回想起十個月前,我和家驊及他的拍攝團隊相約在高雄燕巢第二監獄(後稱監所),那天他要進行這部作品的最後一個場次拍攝,其實更重要的是,這是家驊聲稱的最後一部紀錄片。而這最後的最後會是什麼畫面,我並不完全清楚,但我看他斬釘截鐵地跟我說這確實是他的最後一部紀錄片時,那個如何結束,該怎麼結束的畫面可能早就埋藏在心裡好久好久了。

不入虎穴焉得虎子

要進入監所拍攝是件難度頗高的挑戰,因為每間監所都有自己的規定、自己的要求,他可以用各式各樣的理由回絕你的請求,哪怕你的事由再「人權」不過、再正義得很,監所都可以有它的考量來積極或消極地拒絕你,畢竟那並不是一個能讓民眾輕易了解的地方。再來那則是一個普遍被認知為是有罪之人所在的聚集地,有罪之人相對地就不能擁有一般常民的權利,你在監所裡就是在贖罪、在改過自新,需要有人監督、有人教化、有人看守、有人管理才行。尤其家驊想要探訪拍攝的是死刑犯,那又是一切重中之重,如果一個立場偏頗,訪談觀點不對就會對監所、對管理者、對執政當局都有影響,因此申請入監拍攝通常又是另一場漫長旅途,做為一個同樣剛從監所拍攝完畢的過來人,我想我能理解這過程的曲折,以及即將進入拍攝的緊張感。

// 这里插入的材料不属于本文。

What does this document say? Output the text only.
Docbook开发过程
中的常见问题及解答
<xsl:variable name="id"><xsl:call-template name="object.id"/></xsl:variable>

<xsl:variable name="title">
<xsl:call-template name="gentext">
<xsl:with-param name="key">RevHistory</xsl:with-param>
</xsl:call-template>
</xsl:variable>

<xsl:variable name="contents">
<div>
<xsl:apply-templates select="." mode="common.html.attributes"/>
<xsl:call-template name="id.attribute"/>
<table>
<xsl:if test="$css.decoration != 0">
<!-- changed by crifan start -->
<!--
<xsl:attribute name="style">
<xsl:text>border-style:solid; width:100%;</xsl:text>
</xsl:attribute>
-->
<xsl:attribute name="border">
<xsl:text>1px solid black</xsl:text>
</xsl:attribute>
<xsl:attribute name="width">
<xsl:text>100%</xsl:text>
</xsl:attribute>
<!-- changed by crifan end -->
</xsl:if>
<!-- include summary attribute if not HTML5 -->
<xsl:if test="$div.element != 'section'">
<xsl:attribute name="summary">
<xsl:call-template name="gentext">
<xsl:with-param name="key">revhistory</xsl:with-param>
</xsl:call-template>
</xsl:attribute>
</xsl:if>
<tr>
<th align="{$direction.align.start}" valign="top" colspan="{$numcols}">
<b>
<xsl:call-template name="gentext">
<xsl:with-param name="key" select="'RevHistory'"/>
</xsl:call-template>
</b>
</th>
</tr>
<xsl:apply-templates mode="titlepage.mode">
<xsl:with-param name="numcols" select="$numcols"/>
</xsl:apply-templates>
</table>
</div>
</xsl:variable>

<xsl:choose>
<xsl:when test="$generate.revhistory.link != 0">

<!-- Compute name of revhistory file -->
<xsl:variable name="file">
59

那天,整個拍攝團隊的編制為兩位攝影師和家驊,再加上三名被攝者。因此可以看到家驊身兼導演與製片二職,一方面與攝影師們討論等等的拍攝內容,另一方面與監所方面做各種確認,比如器材和人員的報備,什麼場域能拍,而哪裡又是被禁止的,這些在事前的拍攝溝通家驊得事必躬親,因為窗口就是他本人,也只有他能掌控整體拍攝執行;只是在正式拍攝時,這樣子的互動模式使得他不停地在拍攝的當下被中斷叫出場景之外,有時更只是為了一個再小不過的細節確認,讓身為導演的他得要趕緊轉換成製片身份。

家驊:「我不是不想要製片,是真的預算很有限,不想剝削別人,那就只好剝削自己,只是真的會有點困擾。」

確實在臺灣的紀錄片拍攝,多半因為預算的關係,編制都會非常有限,導演兼製片的情形不是沒有,只是比較不常見,因為大多數都還是希望導演能好好安在創作者的位置上,即便預算再不足,也多是讓導演兼攝影,這最起碼都是面對拍攝場景內的事,而不是去應對拍攝外面的事情,這兩個職位要去面臨到的專業和現實情況正好都是彼此光譜的另一側。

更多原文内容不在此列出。